VaYank5150
Gold Member
I googled the combination of "deficits dont matter" and Reagan...and came up with this nice snippet:
Quote:
...when Vice President Cheney allegedly declared, "Reagan proved deficits don't matter," he summed up an enduring argument from the former president's economic legacy.
In late 2002, Cheney had summoned the Bush administration's economic team to his office to discuss another round of tax cuts to stimulate the economy. Then-Treasury Secretary Paul H. O'Neill pleaded that the government -- already running a $158 billion deficit -- was careering toward a fiscal crisis. But by O'Neill's account of the meeting, Cheney silenced him by invoking his take on Reagan's legacy.
It wasn't that Reagan's policies proved that government borrowing had no impact on the economy. But his administration's record -- particularly with some years of hindsight -- did give reason to question traditional thinking and provided a new context for future arguments about deficit spending.
"The lesson we should have learned [from those years] is that deficits have little or no short-term economic impacts," said William A. Niskanen, a member of Reagan's Council of Economic Advisers.
As important, they appeared to have no impact politically, said Stephen Moore, a conservative economist at the Club for Growth who worked in Reagan's budget office.
"Voters and politicians became anesthetized to big deficits," Moore recalled. "Reagan was running these big deficits, and liberals argued it was going to be Armageddon. We were going to ruin the economy. Interest rates were going to go through the roof. And none of these things happened."
The fiscal shift in the Reagan years was staggering. In January 1981, when Reagan declared the federal budget to be "out of control," the deficit had reached almost $74 billion, the federal debt $930 billion. Within two years, the deficit was $208 billion. The debt by 1988 totaled $2.6 trillion. In those eight years, the United States moved from being the world's largest international creditor to the largest debtor nation.
To some economists, the impact was clear. Interest rates rose in the late 1980s and early 1990s, the economy slowed, then slipped into recession, and productivity barely advanced. Americans feared their nation had slipped into the shadows of Japan and Germany.
Reagan's "economic policy . . . was a disaster," University of California at Berkeley economic historian J. Bradford DeLong wrote this past weekend on his Web site. "The tax cuts made America a more unequal place, and the deficits slowed economic growth in the 1980s significantly."
http://www.washingtonpost.com/ac2/wp-dyn/A26402-2004Jun8?language=printer
Quote:
...when Vice President Cheney allegedly declared, "Reagan proved deficits don't matter," he summed up an enduring argument from the former president's economic legacy.
In late 2002, Cheney had summoned the Bush administration's economic team to his office to discuss another round of tax cuts to stimulate the economy. Then-Treasury Secretary Paul H. O'Neill pleaded that the government -- already running a $158 billion deficit -- was careering toward a fiscal crisis. But by O'Neill's account of the meeting, Cheney silenced him by invoking his take on Reagan's legacy.
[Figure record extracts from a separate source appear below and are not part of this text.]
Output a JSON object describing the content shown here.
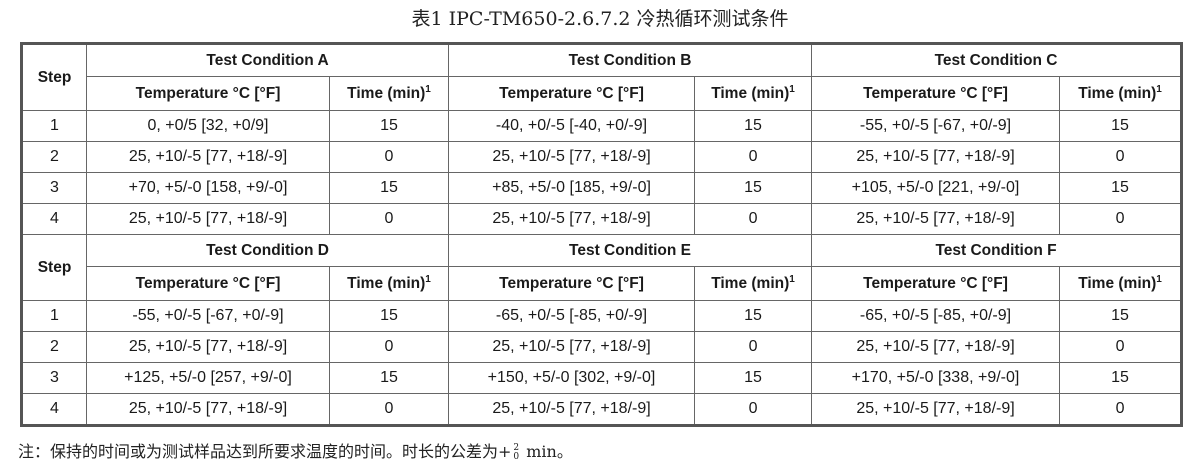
{
  "title": "表1  IPC-TM650-2.6.7.2 冷热循环测试条件",
  "headers": {
    "step": "Step",
    "temperature": "Temperature °C [°F]",
    "time": "Time (min)",
    "time_footnote": "1"
  },
  "groups": [
    {
      "conditions": [
        "Test Condition A",
        "Test Condition B",
        "Test Condition C"
      ],
      "rows": [
        {
          "step": "1",
          "cells": [
            "0, +0/5 [32, +0/9]",
            "15",
            "-40, +0/-5 [-40, +0/-9]",
            "15",
            "-55, +0/-5 [-67, +0/-9]",
            "15"
          ]
        },
        {
          "step": "2",
          "cells": [
            "25, +10/-5 [77, +18/-9]",
            "0",
            "25, +10/-5 [77, +18/-9]",
            "0",
            "25, +10/-5 [77, +18/-9]",
            "0"
          ]
        },
        {
          "step": "3",
          "cells": [
            "+70, +5/-0 [158, +9/-0]",
            "15",
            "+85, +5/-0 [185, +9/-0]",
            "15",
            "+105, +5/-0 [221, +9/-0]",
            "15"
          ]
        },
        {
          "step": "4",
          "cells": [
            "25, +10/-5 [77, +18/-9]",
            "0",
            "25, +10/-5 [77, +18/-9]",
            "0",
            "25, +10/-5 [77, +18/-9]",
            "0"
          ]
        }
      ]
    },
    {
      "conditions": [
        "Test Condition D",
        "Test Condition E",
        "Test Condition F"
      ],
      "rows": [
        {
          "step": "1",
          "cells": [
            "-55, +0/-5 [-67, +0/-9]",
            "15",
            "-65, +0/-5 [-85, +0/-9]",
            "15",
            "-65, +0/-5 [-85, +0/-9]",
            "15"
          ]
        },
        {
          "step": "2",
          "cells": [
            "25, +10/-5 [77, +18/-9]",
            "0",
            "25, +10/-5 [77, +18/-9]",
            "0",
            "25, +10/-5 [77, +18/-9]",
            "0"
          ]
        },
        {
          "step": "3",
          "cells": [
            "+125, +5/-0 [257, +9/-0]",
            "15",
            "+150, +5/-0 [302, +9/-0]",
            "15",
            "+170, +5/-0 [338, +9/-0]",
            "15"
          ]
        },
        {
          "step": "4",
          "cells": [
            "25, +10/-5 [77, +18/-9]",
            "0",
            "25, +10/-5 [77, +18/-9]",
            "0",
            "25, +10/-5 [77, +18/-9]",
            "0"
          ]
        }
      ]
    }
  ],
  "note": {
    "prefix": "注：保持的时间或为测试样品达到所要求温度的时间。时长的公差为+",
    "tol_upper": "2",
    "tol_lower": "0",
    "suffix": " min。"
  }
}
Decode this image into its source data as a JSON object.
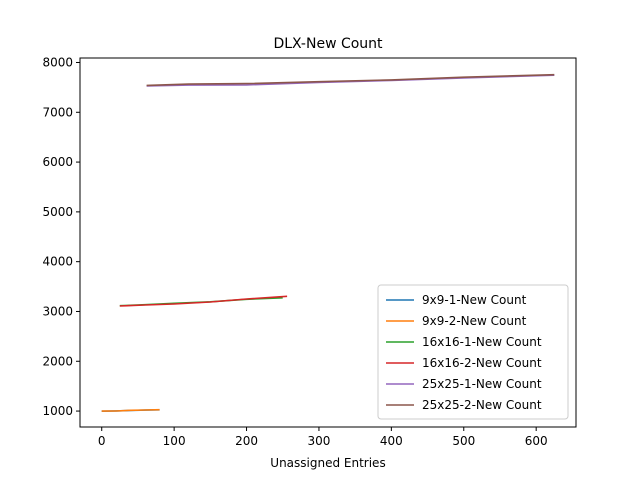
{
  "chart_data": {
    "type": "line",
    "title": "DLX-New Count",
    "xlabel": "Unassigned Entries",
    "ylabel": "",
    "xlim": [
      -30,
      655
    ],
    "ylim": [
      680,
      8090
    ],
    "xticks": [
      0,
      100,
      200,
      300,
      400,
      500,
      600
    ],
    "yticks": [
      1000,
      2000,
      3000,
      4000,
      5000,
      6000,
      7000,
      8000
    ],
    "grid": false,
    "legend_position": "lower-right",
    "series": [
      {
        "name": "9x9-1-New Count",
        "color": "#1f77b4",
        "x": [
          0,
          20,
          40,
          60,
          80
        ],
        "y": [
          998,
          1003,
          1012,
          1020,
          1025
        ]
      },
      {
        "name": "9x9-2-New Count",
        "color": "#ff7f0e",
        "x": [
          0,
          20,
          40,
          60,
          80
        ],
        "y": [
          1000,
          1002,
          1015,
          1022,
          1028
        ]
      },
      {
        "name": "16x16-1-New Count",
        "color": "#2ca02c",
        "x": [
          25,
          60,
          100,
          150,
          200,
          250
        ],
        "y": [
          3115,
          3135,
          3165,
          3195,
          3245,
          3275
        ]
      },
      {
        "name": "16x16-2-New Count",
        "color": "#d62728",
        "x": [
          25,
          60,
          100,
          150,
          200,
          256
        ],
        "y": [
          3110,
          3130,
          3150,
          3190,
          3250,
          3305
        ]
      },
      {
        "name": "25x25-1-New Count",
        "color": "#9467bd",
        "x": [
          62,
          120,
          200,
          300,
          400,
          500,
          625
        ],
        "y": [
          7530,
          7545,
          7550,
          7600,
          7640,
          7690,
          7745
        ]
      },
      {
        "name": "25x25-2-New Count",
        "color": "#8c564b",
        "x": [
          62,
          120,
          200,
          300,
          400,
          500,
          625
        ],
        "y": [
          7540,
          7565,
          7575,
          7615,
          7650,
          7705,
          7755
        ]
      }
    ]
  }
}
It wasn't that Reagan's policies proved that government borrowing had no impact on the economy. But his administration's record -- particularly with some years of hindsight -- did give reason to question traditional thinking and provided a new context for future arguments about deficit spending.
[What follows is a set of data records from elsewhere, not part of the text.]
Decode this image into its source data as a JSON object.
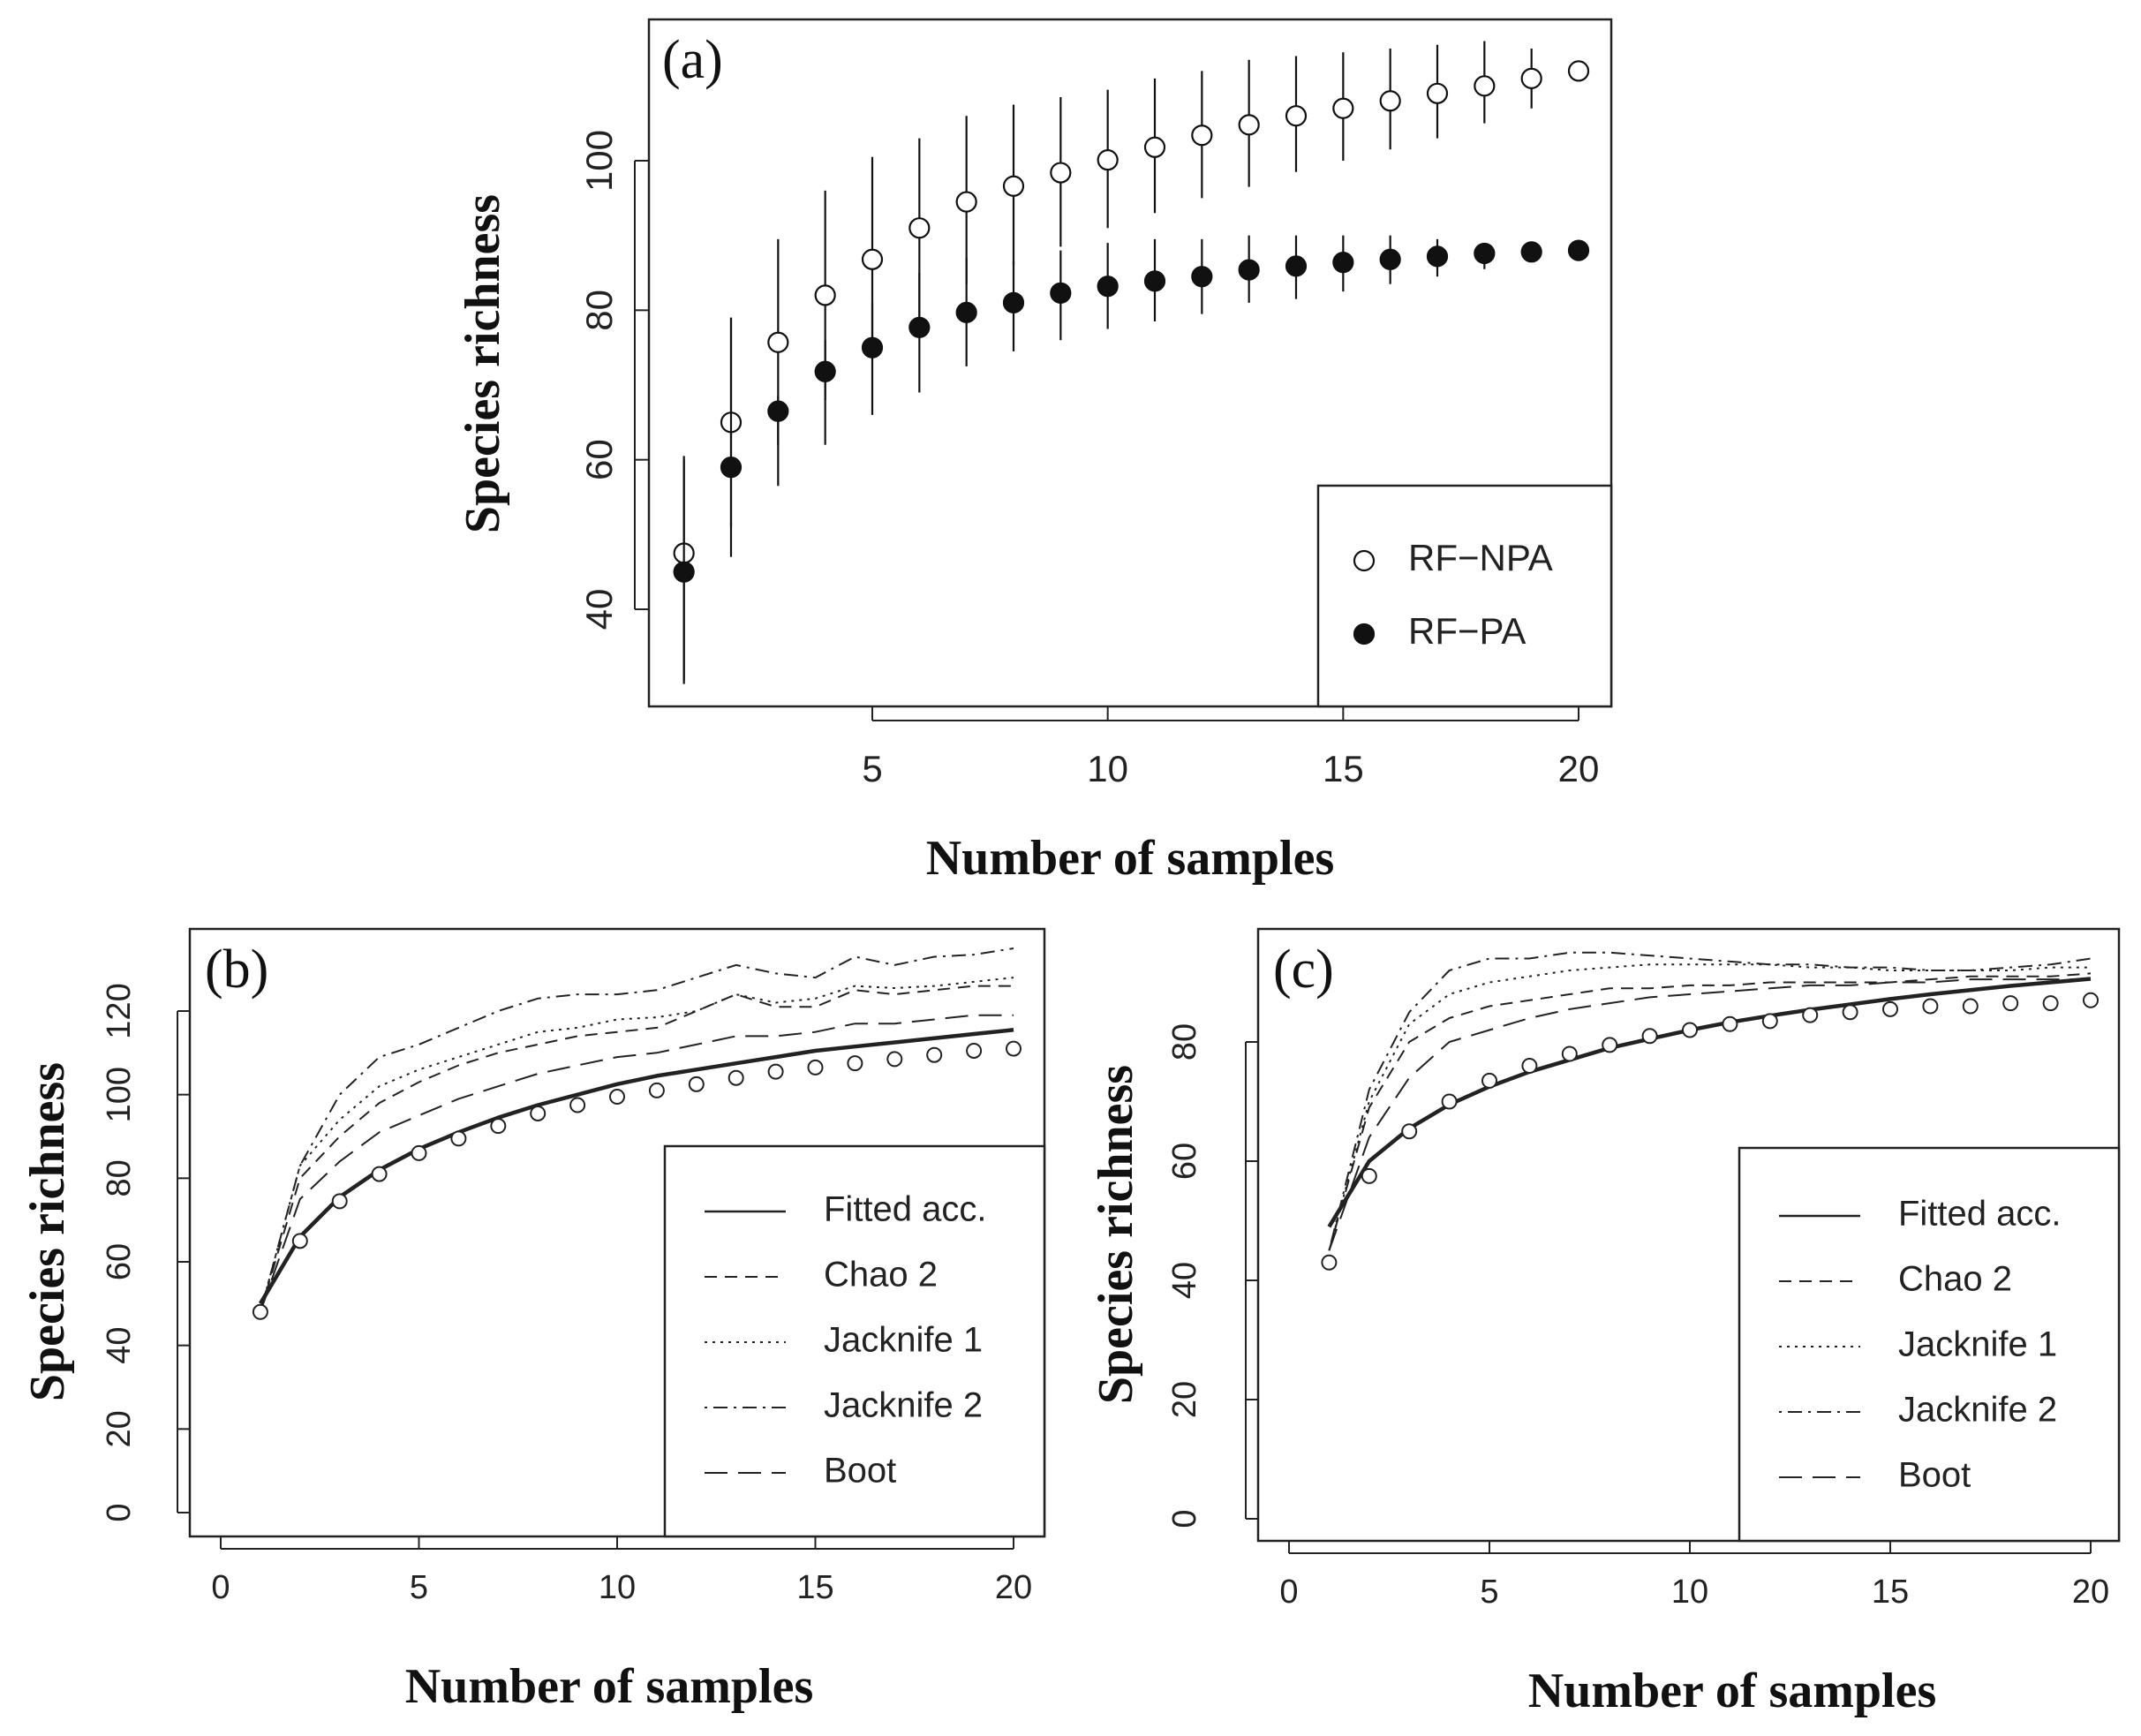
{
  "chart_data": [
    {
      "panel": "(a)",
      "type": "scatter",
      "xlabel": "Number of samples",
      "ylabel": "Species richness",
      "xlim": [
        0,
        21
      ],
      "ylim": [
        27,
        119
      ],
      "xticks": [
        "5",
        "10",
        "15",
        "20"
      ],
      "yticks": [
        "40",
        "60",
        "80",
        "100"
      ],
      "legend": {
        "position": "bottom-right",
        "entries": [
          "RF−NPA",
          "RF−PA"
        ]
      },
      "series": [
        {
          "name": "RF−NPA",
          "marker": "open-circle",
          "x": [
            1,
            2,
            3,
            4,
            5,
            6,
            7,
            8,
            9,
            10,
            11,
            12,
            13,
            14,
            15,
            16,
            17,
            18,
            19,
            20
          ],
          "values": [
            47.5,
            65,
            75.7,
            82,
            86.8,
            91,
            94.5,
            96.6,
            98.4,
            100.1,
            101.8,
            103.4,
            104.8,
            106,
            107,
            108,
            109,
            110,
            111,
            112
          ],
          "err_low": [
            30.5,
            51,
            62,
            68,
            73.5,
            79,
            83.5,
            86,
            88.5,
            91,
            93,
            95,
            96.5,
            98.5,
            100,
            101.5,
            103,
            105,
            107,
            112
          ],
          "err_high": [
            60.5,
            79,
            89.5,
            96,
            100.5,
            103,
            106,
            107.5,
            108.5,
            109.5,
            111,
            112,
            113.5,
            114,
            114.5,
            115,
            115.5,
            116,
            115,
            112
          ]
        },
        {
          "name": "RF−PA",
          "marker": "filled-circle",
          "x": [
            1,
            2,
            3,
            4,
            5,
            6,
            7,
            8,
            9,
            10,
            11,
            12,
            13,
            14,
            15,
            16,
            17,
            18,
            19,
            20
          ],
          "values": [
            45,
            59,
            66.5,
            71.8,
            75,
            77.7,
            79.7,
            81,
            82.3,
            83.2,
            83.9,
            84.5,
            85.4,
            85.9,
            86.4,
            86.8,
            87.2,
            87.6,
            87.8,
            88
          ],
          "err_low": [
            30,
            47,
            56.5,
            62,
            66,
            69,
            72.5,
            74.5,
            76,
            77.5,
            78.5,
            79.5,
            81,
            81.5,
            82.5,
            83.5,
            84.5,
            85.5,
            87,
            88
          ],
          "err_high": [
            60,
            79,
            68.5,
            76,
            81,
            85,
            87,
            86.5,
            88,
            89,
            89.5,
            89.5,
            90,
            90,
            90,
            90,
            89.5,
            89,
            88.5,
            88
          ]
        }
      ]
    },
    {
      "panel": "(b)",
      "type": "line",
      "xlabel": "Number of samples",
      "ylabel": "Species richness",
      "xlim": [
        -1.5,
        21
      ],
      "ylim": [
        -5,
        137
      ],
      "xticks": [
        "0",
        "5",
        "10",
        "15",
        "20"
      ],
      "yticks": [
        "0",
        "20",
        "40",
        "60",
        "80",
        "100",
        "120"
      ],
      "legend": {
        "position": "bottom-right",
        "entries": [
          "Fitted acc.",
          "Chao 2",
          "Jacknife 1",
          "Jacknife 2",
          "Boot"
        ]
      },
      "x": [
        1,
        2,
        3,
        4,
        5,
        6,
        7,
        8,
        9,
        10,
        11,
        12,
        13,
        14,
        15,
        16,
        17,
        18,
        19,
        20
      ],
      "points": {
        "name": "observed",
        "marker": "open-circle",
        "values": [
          48,
          65,
          74.5,
          81,
          86,
          89.5,
          92.5,
          95.5,
          97.5,
          99.5,
          101,
          102.5,
          104,
          105.5,
          106.5,
          107.5,
          108.5,
          109.5,
          110.5,
          111
        ]
      },
      "series": [
        {
          "name": "Fitted acc.",
          "style": "solid",
          "values": [
            50,
            66,
            75.5,
            82,
            87,
            91,
            94.5,
            97.5,
            100,
            102.5,
            104.5,
            106,
            107.5,
            109,
            110.5,
            111.5,
            112.5,
            113.5,
            114.5,
            115.5
          ]
        },
        {
          "name": "Chao 2",
          "style": "dashed",
          "values": [
            48,
            80,
            90,
            98,
            103,
            107,
            110,
            112,
            114,
            115,
            116,
            120,
            124,
            121,
            121,
            125,
            124,
            125,
            126,
            126
          ]
        },
        {
          "name": "Jacknife 1",
          "style": "dotted",
          "values": [
            48,
            83,
            94,
            102,
            106,
            109,
            112,
            115,
            116,
            118,
            118.5,
            120,
            124,
            122,
            123,
            126,
            125.5,
            126,
            127,
            128
          ]
        },
        {
          "name": "Jacknife 2",
          "style": "dashdot",
          "values": [
            48,
            83,
            100,
            109,
            112,
            116,
            120,
            123,
            124,
            124,
            125,
            128,
            131,
            129,
            128,
            133,
            131,
            133,
            133.5,
            135
          ]
        },
        {
          "name": "Boot",
          "style": "longdash",
          "values": [
            48,
            75,
            84,
            91,
            95,
            99,
            102,
            105,
            107,
            109,
            110,
            112,
            114,
            114,
            115,
            117,
            117,
            118,
            119,
            119
          ]
        }
      ]
    },
    {
      "panel": "(c)",
      "type": "line",
      "xlabel": "Number of samples",
      "ylabel": "Species richness",
      "xlim": [
        -1,
        21
      ],
      "ylim": [
        -4,
        97
      ],
      "xticks": [
        "0",
        "5",
        "10",
        "15",
        "20"
      ],
      "yticks": [
        "0",
        "20",
        "40",
        "60",
        "80"
      ],
      "legend": {
        "position": "bottom-right",
        "entries": [
          "Fitted acc.",
          "Chao 2",
          "Jacknife 1",
          "Jacknife 2",
          "Boot"
        ]
      },
      "x": [
        1,
        2,
        3,
        4,
        5,
        6,
        7,
        8,
        9,
        10,
        11,
        12,
        13,
        14,
        15,
        16,
        17,
        18,
        19,
        20
      ],
      "points": {
        "name": "observed",
        "marker": "open-circle",
        "values": [
          43,
          57.5,
          65,
          70,
          73.5,
          76,
          78,
          79.5,
          81,
          82,
          83,
          83.5,
          84.5,
          85,
          85.5,
          86,
          86,
          86.5,
          86.5,
          87
        ]
      },
      "series": [
        {
          "name": "Fitted acc.",
          "style": "solid",
          "values": [
            49,
            60,
            65.5,
            69.5,
            72.5,
            75,
            77,
            79,
            80.5,
            82,
            83.3,
            84.4,
            85.4,
            86.3,
            87.2,
            88,
            88.7,
            89.4,
            90,
            90.6
          ]
        },
        {
          "name": "Chao 2",
          "style": "dashed",
          "values": [
            45,
            69,
            80,
            84,
            86,
            87,
            88,
            89,
            89,
            89.5,
            89.5,
            90,
            90,
            90,
            90,
            90.5,
            91,
            91,
            91,
            91.5
          ]
        },
        {
          "name": "Jacknife 1",
          "style": "dotted",
          "values": [
            45,
            70,
            83,
            88,
            90,
            91,
            92,
            92.5,
            93,
            93,
            93,
            93,
            92.5,
            92.5,
            92,
            92,
            92,
            92,
            92.5,
            92.5
          ]
        },
        {
          "name": "Jacknife 2",
          "style": "dashdot",
          "values": [
            45,
            72,
            85,
            92,
            94,
            94,
            95,
            95,
            94.5,
            94,
            93.5,
            93,
            93,
            92.5,
            92.5,
            92,
            92,
            92.5,
            93,
            94
          ]
        },
        {
          "name": "Boot",
          "style": "longdash",
          "values": [
            45,
            64,
            74,
            80,
            82,
            84,
            85.5,
            86.5,
            87.5,
            88,
            88.5,
            89,
            89.5,
            89.5,
            90,
            90,
            90.5,
            90.5,
            90.5,
            90.5
          ]
        }
      ]
    }
  ]
}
"The lesson we should have learned [from those years] is that deficits have little or no short-term economic impacts," said William A. Niskanen, a member of Reagan's Council of Economic Advisers.
As important, they appeared to have no impact politically, said Stephen Moore, a conservative economist at the Club for Growth who worked in Reagan's budget office.
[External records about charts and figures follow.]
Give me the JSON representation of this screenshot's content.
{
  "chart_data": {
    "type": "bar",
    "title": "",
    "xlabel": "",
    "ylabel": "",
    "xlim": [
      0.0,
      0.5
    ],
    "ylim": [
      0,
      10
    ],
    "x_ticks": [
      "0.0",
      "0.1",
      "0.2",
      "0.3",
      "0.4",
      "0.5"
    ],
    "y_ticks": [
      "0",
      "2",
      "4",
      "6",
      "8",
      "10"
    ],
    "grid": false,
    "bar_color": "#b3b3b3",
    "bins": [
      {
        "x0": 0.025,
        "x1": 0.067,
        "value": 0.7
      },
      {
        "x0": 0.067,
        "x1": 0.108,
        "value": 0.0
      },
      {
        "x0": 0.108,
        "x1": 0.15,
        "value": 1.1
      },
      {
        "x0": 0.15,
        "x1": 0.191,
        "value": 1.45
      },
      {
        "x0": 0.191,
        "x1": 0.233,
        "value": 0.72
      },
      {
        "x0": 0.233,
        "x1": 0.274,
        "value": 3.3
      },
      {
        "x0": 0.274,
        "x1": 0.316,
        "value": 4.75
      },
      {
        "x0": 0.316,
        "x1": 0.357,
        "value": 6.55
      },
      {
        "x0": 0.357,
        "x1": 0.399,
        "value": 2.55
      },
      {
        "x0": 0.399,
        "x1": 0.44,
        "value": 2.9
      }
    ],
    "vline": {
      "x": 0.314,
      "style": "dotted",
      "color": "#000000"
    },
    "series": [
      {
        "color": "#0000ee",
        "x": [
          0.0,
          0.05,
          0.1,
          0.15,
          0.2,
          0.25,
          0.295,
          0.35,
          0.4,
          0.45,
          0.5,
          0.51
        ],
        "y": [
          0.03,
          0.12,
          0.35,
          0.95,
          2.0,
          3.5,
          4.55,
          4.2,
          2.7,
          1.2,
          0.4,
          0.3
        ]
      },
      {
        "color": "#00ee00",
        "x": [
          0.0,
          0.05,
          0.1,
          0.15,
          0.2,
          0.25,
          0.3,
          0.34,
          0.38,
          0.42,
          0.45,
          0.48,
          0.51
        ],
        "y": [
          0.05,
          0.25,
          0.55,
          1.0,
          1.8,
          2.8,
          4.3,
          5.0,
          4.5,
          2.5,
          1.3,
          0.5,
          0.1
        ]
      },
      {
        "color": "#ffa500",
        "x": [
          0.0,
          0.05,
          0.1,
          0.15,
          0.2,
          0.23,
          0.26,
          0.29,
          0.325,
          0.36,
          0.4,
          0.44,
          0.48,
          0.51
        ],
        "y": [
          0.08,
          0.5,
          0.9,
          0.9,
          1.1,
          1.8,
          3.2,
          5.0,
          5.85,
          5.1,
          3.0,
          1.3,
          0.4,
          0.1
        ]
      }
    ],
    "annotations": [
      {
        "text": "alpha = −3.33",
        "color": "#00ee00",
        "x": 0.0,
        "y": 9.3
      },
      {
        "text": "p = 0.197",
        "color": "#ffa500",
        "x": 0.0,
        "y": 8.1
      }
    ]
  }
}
"Voters and politicians became anesthetized to big deficits," Moore recalled. "Reagan was running these big deficits, and liberals argued it was going to be Armageddon. We were going to ruin the economy. Interest rates were going to go through the roof. And none of these things happened."
The fiscal shift in the Reagan years was staggering. In January 1981, when Reagan declared the federal budget to be "out of control," the deficit had reached almost $74 billion, the federal debt $930 billion. Within two years, the deficit was $208 billion. The debt by 1988 totaled $2.6 trillion. In those eight years, the United States moved from being the world's largest international creditor to the largest debtor nation.
To some economists, the impact was clear. Interest rates rose in the late 1980s and early 1990s, the economy slowed, then slipped into recession, and productivity barely advanced. Americans feared their nation had slipped into the shadows of Japan and Germany.
Reagan's "economic policy . . . was a disaster," University of California at Berkeley economic historian J. Bradford DeLong wrote this past weekend on his Web site. "The tax cuts made America a more unequal place, and the deficits slowed economic growth in the 1980s significantly."